Actually we've discussed this before, if it's working for you, great, but here's the catch. You decide if it matters or not:

quote:
..The brown paper bag method is unsafe for two reasons: First, brown paper bags were never intended for use as cooking utensils. The glue, ink, chemicals and other materials used in recycling the grocery bags are very unsanitary and some bags may even contain tiny metal shavings. To make this method safe, replace the brown bag with a turkey-size oven-cooking bag (available in your grocery store). Second, cooking turkey at temperatures below 325 degrees is unsafe. Be sure to increase the oven temperature to 350 degrees. Use a food thermometer inserted in the thickest part of the thigh and cook the turkey until the temperature reaches 180 degrees


It's different than when our parents did this method, it was probably new paper. Now everything is recycled.
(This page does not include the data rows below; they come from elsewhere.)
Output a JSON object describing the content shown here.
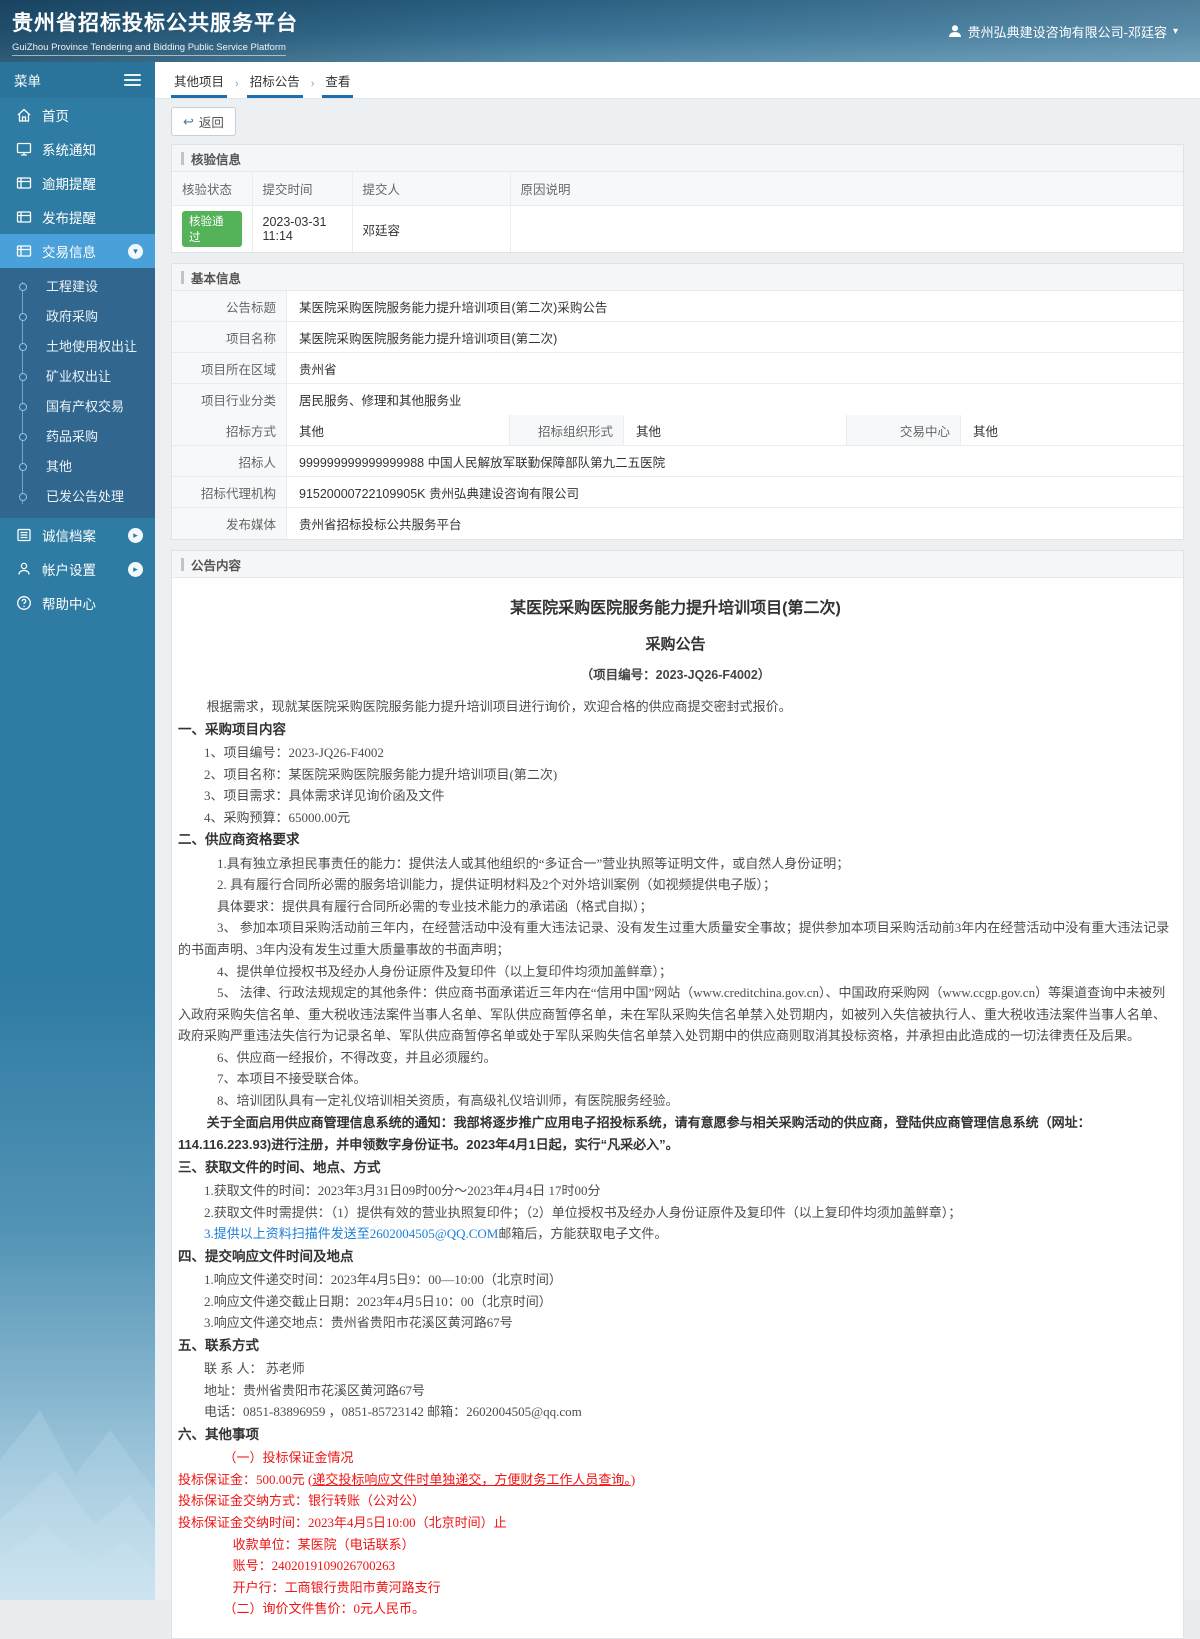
{
  "colors": {
    "accent": "#1d6fae",
    "sidebar": "#2e7ba3",
    "sidebar_active": "#4aa0d8",
    "badge_green": "#54b258",
    "doc_red": "#f01414",
    "doc_link_blue": "#1b7ed8"
  },
  "header": {
    "title": "贵州省招标投标公共服务平台",
    "subtitle": "GuiZhou Province Tendering and Bidding Public Service Platform",
    "user": "贵州弘典建设咨询有限公司-邓廷容"
  },
  "sidebar": {
    "menu_label": "菜单",
    "items_top": [
      {
        "label": "首页"
      },
      {
        "label": "系统通知"
      },
      {
        "label": "逾期提醒"
      },
      {
        "label": "发布提醒"
      },
      {
        "label": "交易信息"
      }
    ],
    "submenu": [
      "工程建设",
      "政府采购",
      "土地使用权出让",
      "矿业权出让",
      "国有产权交易",
      "药品采购",
      "其他",
      "已发公告处理"
    ],
    "items_bottom": [
      {
        "label": "诚信档案"
      },
      {
        "label": "帐户设置"
      },
      {
        "label": "帮助中心"
      }
    ]
  },
  "breadcrumb": [
    "其他项目",
    "招标公告",
    "查看"
  ],
  "toolbar": {
    "back_label": "返回"
  },
  "verify_section": {
    "title": "核验信息",
    "columns": [
      "核验状态",
      "提交时间",
      "提交人",
      "原因说明"
    ],
    "row": {
      "status": "核验通过",
      "time": "2023-03-31 11:14",
      "submitter": "邓廷容",
      "reason": ""
    }
  },
  "basic_section": {
    "title": "基本信息",
    "rows": [
      {
        "label": "公告标题",
        "value": "某医院采购医院服务能力提升培训项目(第二次)采购公告"
      },
      {
        "label": "项目名称",
        "value": "某医院采购医院服务能力提升培训项目(第二次)"
      },
      {
        "label": "项目所在区域",
        "value": "贵州省"
      },
      {
        "label": "项目行业分类",
        "value": "居民服务、修理和其他服务业"
      }
    ],
    "triple": [
      {
        "label": "招标方式",
        "value": "其他"
      },
      {
        "label": "招标组织形式",
        "value": "其他"
      },
      {
        "label": "交易中心",
        "value": "其他"
      }
    ],
    "rows2": [
      {
        "label": "招标人",
        "value": "999999999999999988 中国人民解放军联勤保障部队第九二五医院"
      },
      {
        "label": "招标代理机构",
        "value": "91520000722109905K 贵州弘典建设咨询有限公司"
      },
      {
        "label": "发布媒体",
        "value": "贵州省招标投标公共服务平台"
      }
    ]
  },
  "notice_section": {
    "title": "公告内容",
    "lines": [
      {
        "cls": "t1",
        "text": "某医院采购医院服务能力提升培训项目(第二次)"
      },
      {
        "cls": "t2",
        "text": "采购公告"
      },
      {
        "cls": "t3",
        "text": "（项目编号：2023-JQ26-F4002）"
      },
      {
        "cls": "para",
        "text": "根据需求，现就某医院采购医院服务能力提升培训项目进行询价，欢迎合格的供应商提交密封式报价。"
      },
      {
        "cls": "h",
        "text": "一、采购项目内容"
      },
      {
        "cls": "item",
        "text": "1、项目编号：2023-JQ26-F4002"
      },
      {
        "cls": "item",
        "text": "2、项目名称：某医院采购医院服务能力提升培训项目(第二次)"
      },
      {
        "cls": "item",
        "text": "3、项目需求：具体需求详见询价函及文件"
      },
      {
        "cls": "item",
        "text": "4、采购预算：65000.00元"
      },
      {
        "cls": "h",
        "text": "二、供应商资格要求"
      },
      {
        "cls": "item2",
        "text": "1.具有独立承担民事责任的能力：提供法人或其他组织的“多证合一”营业执照等证明文件，或自然人身份证明；"
      },
      {
        "cls": "item2",
        "text": "2. 具有履行合同所必需的服务培训能力，提供证明材料及2个对外培训案例（如视频提供电子版）；"
      },
      {
        "cls": "item2",
        "text": "具体要求：提供具有履行合同所必需的专业技术能力的承诺函（格式自拟）；"
      },
      {
        "cls": "just",
        "text": "3、 参加本项目采购活动前三年内，在经营活动中没有重大违法记录、没有发生过重大质量安全事故；提供参加本项目采购活动前3年内在经营活动中没有重大违法记录的书面声明、3年内没有发生过重大质量事故的书面声明；"
      },
      {
        "cls": "item2",
        "text": "4、提供单位授权书及经办人身份证原件及复印件（以上复印件均须加盖鲜章）；"
      },
      {
        "cls": "just",
        "text": "5、 法律、行政法规规定的其他条件：供应商书面承诺近三年内在“信用中国”网站（www.creditchina.gov.cn）、中国政府采购网（www.ccgp.gov.cn）等渠道查询中未被列入政府采购失信名单、重大税收违法案件当事人名单、军队供应商暂停名单，未在军队采购失信名单禁入处罚期内，如被列入失信被执行人、重大税收违法案件当事人名单、政府采购严重违法失信行为记录名单、军队供应商暂停名单或处于军队采购失信名单禁入处罚期中的供应商则取消其投标资格，并承担由此造成的一切法律责任及后果。"
      },
      {
        "cls": "item2",
        "text": "6、供应商一经报价，不得改变，并且必须履约。"
      },
      {
        "cls": "item2",
        "text": "7、本项目不接受联合体。"
      },
      {
        "cls": "item2",
        "text": "8、培训团队具有一定礼仪培训相关资质，有高级礼仪培训师，有医院服务经验。"
      },
      {
        "cls": "notice",
        "text": "关于全面启用供应商管理信息系统的通知：我部将逐步推广应用电子招投标系统，请有意愿参与相关采购活动的供应商，登陆供应商管理信息系统（网址：114.116.223.93)进行注册，并申领数字身份证书。2023年4月1日起，实行“凡采必入”。"
      },
      {
        "cls": "h",
        "text": "三、获取文件的时间、地点、方式"
      },
      {
        "cls": "item",
        "text": "1.获取文件的时间：2023年3月31日09时00分～2023年4月4日 17时00分"
      },
      {
        "cls": "item",
        "text": "2.获取文件时需提供：（1）提供有效的营业执照复印件；（2）单位授权书及经办人身份证原件及复印件（以上复印件均须加盖鲜章）；"
      },
      {
        "cls": "item",
        "segments": [
          {
            "text": "3.提供以上资料扫描件发送至2602004505@QQ.COM",
            "cls": "doc-link"
          },
          {
            "text": "邮箱后，方能获取电子文件。",
            "cls": ""
          }
        ]
      },
      {
        "cls": "h",
        "text": "四、提交响应文件时间及地点"
      },
      {
        "cls": "item",
        "text": "1.响应文件递交时间：2023年4月5日9：00—10:00（北京时间）"
      },
      {
        "cls": "item",
        "text": "2.响应文件递交截止日期：2023年4月5日10：00（北京时间）"
      },
      {
        "cls": "item",
        "text": "3.响应文件递交地点：贵州省贵阳市花溪区黄河路67号"
      },
      {
        "cls": "h",
        "text": "五、联系方式"
      },
      {
        "cls": "item",
        "text": "联 系 人： 苏老师"
      },
      {
        "cls": "item",
        "text": "地址：贵州省贵阳市花溪区黄河路67号"
      },
      {
        "cls": "item",
        "text": "电话：0851-83896959 ，0851-85723142  邮箱：2602004505@qq.com"
      },
      {
        "cls": "h",
        "text": "六、其他事项"
      },
      {
        "cls": "red ind2",
        "text": "（一）投标保证金情况"
      },
      {
        "cls": "red",
        "segments": [
          {
            "text": "投标保证金：500.00元 (",
            "cls": ""
          },
          {
            "text": "递交投标响应文件时单独递交，方便财务工作人员查询。",
            "cls": "u"
          },
          {
            "text": ")",
            "cls": ""
          }
        ]
      },
      {
        "cls": "red",
        "text": "投标保证金交纳方式：银行转账（公对公）"
      },
      {
        "cls": "red",
        "text": "投标保证金交纳时间：2023年4月5日10:00（北京时间）止"
      },
      {
        "cls": "red ind3",
        "text": "收款单位：某医院（电话联系）"
      },
      {
        "cls": "red ind3",
        "text": "账号：2402019109026700263"
      },
      {
        "cls": "red ind3",
        "text": "开户行：工商银行贵阳市黄河路支行"
      },
      {
        "cls": "red ind2",
        "text": "（二）询价文件售价：0元人民币。"
      }
    ]
  }
}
Maybe stick with just the butcher paper.
Yep,like Smokin' says,in the old days,when they converted all the oilfield pipe to offsets,and they flowed a lot of air/smoke,they use to paper bag all the big meats,so they didn't get so heavy smoke you couldn't eat them.

We have even seen a few folks in the last couple of years,that had big tanks they couldn't control,that wrapped all the big meats in pillow cases,or bedsheets.

Nice to have Cookshacks,where we can control the smoke.